La durabilité ne se juge pas sur le matériau, mais sur un ensemble dont le matériau n’est qu’une composante. Quelle utilité sociale, répond-il convenablement au besoin, qui peut se l’offrir, est-ce le bon emplacement, comment vieillit-il, est-il adaptable, peut-on le démonter en fin de vie, et récupérer ses composants, autant de questions qui permettent d’apprécier le caractère durable d’un ouvrage. Le béton, ça sert à faire un tas de choses, des maisons, des tuyaux, des routes et des ponts, et chaque projet doit être évalué dans son contexte.
Les Romains l’avaient bien compris, le béton de sont des cailloux et du sable, que l’on extrait non loin de l’emplacement de l’ouvrage, et qui sont collés entre eux, liés, par un ciment qui leur donne la dureté et la résistance voulue.
Ancien, le béton, mais toujours vif : il n’arrête pas de bouger, et d’offrir aux architectes de nouvelles possibilités.
Le béton est un des matériaux qui a permis de libérer l’architecture, et de grands noms de l’architecture l’ont mis en valeur de manière spectaculaire, pour des maisons ou des ouvrages d’art. Citons juste Auguste Perret qui a reconstruit le Havre en 1945, ensemble classé 60 ans après au patrimoine mondial de l’Unesco. « Le Havre est un exemple d’après-guerre exceptionnel de l’urbanisme et de l’architecture, basé sur l’unité de la méthodologie et sur le système de la préfabrication, l’utilisation systématique d’une trame à module et l’exploitation novatrice des potentiels du béton », peut-on lire dans le dossier de classement. Il faut ajouter que cette technique a permis de reconstruire la ville en un temps record, ce qui était primordial pour faire face à l’urgence de reloger la population.
Certains architectes ont voulu le béton brut, ce qui n’a pas toujours été compris, mais depuis le béton a progressé. La texture et la couleur du béton peuvent être choisis en fonction du projet, et surtout on fait maintenant du béton qui reste propre. Fini les salissures, la composition chimique de certains ciments provoque une « photo catalyse » qui décompose lesdites salissures. Les recherches dans ce domaine ont même permis d’aller plus loin, toujours avec la photo catalyse. On a trouvé un ciment qui piège les oxydes d’azote et les composés organiques volatils, vilaines choses que l’on trouve un peu trop dans l’atmosphère de nos villes. Un béton bon qui améliore la qualité de l’air, voilà une forme inédite de double dividende. Et ça continue, on fait maintenant du ciment qui ne fait pas de poussière. On n’arrête pas le progrès.
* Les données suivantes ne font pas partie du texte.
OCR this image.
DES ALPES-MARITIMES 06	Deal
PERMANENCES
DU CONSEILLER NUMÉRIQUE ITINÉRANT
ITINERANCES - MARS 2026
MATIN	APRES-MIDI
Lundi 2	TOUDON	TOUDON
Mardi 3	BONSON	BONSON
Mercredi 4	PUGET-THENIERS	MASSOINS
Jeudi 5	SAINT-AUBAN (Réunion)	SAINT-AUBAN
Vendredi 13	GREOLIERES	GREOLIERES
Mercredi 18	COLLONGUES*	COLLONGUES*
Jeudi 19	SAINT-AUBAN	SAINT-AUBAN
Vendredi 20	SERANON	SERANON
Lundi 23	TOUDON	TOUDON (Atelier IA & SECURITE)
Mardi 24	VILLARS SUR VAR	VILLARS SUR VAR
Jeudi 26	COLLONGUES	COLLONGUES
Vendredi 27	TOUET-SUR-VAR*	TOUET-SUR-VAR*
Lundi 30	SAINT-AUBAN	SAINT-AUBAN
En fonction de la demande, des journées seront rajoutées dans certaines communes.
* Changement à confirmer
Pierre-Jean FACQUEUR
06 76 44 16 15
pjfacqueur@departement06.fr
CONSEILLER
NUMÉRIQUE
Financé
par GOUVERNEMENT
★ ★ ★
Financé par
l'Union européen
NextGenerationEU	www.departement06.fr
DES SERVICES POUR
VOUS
Reste que pour fabriquer le ciment, on émet du C0², des gaz à effet de serre. On a beau brûler des déchets de toutes natures dans les cimenteries, ce qui rend bien service, ça fait quand même du carbone, et la réaction chimique qui crée le ciment à partir de calcaire et d’argile en produit de manière inéluctable.
Ajoutons le transport, et cela d’autant plus que les lieux de production de ciment seront éloignés des lieux de consommation. C’est un réel souci, dans des régions fortement peuplées dont les habitants ne voudraient plus voir de carrières exploitées près de chez eux. La protection de l’environnement a alors pour conséquence que l’on reporte le problème toujours plus loin, y compris à l’étranger, ce qui d’une part n’atténue en rien l’impact propre des carrières, heureusement de mieux en mieux maîtrisé, et qui ajoute celui des transports entre les lieux de production et les lieux d’utilisation. De même que l’on préconise que les déchets produits dans un secteur soient traités dans le même secteur, pourrait-on souhaiter que les matériaux utilisés dans une ville soient produits ou extraits à proximité de cette ville.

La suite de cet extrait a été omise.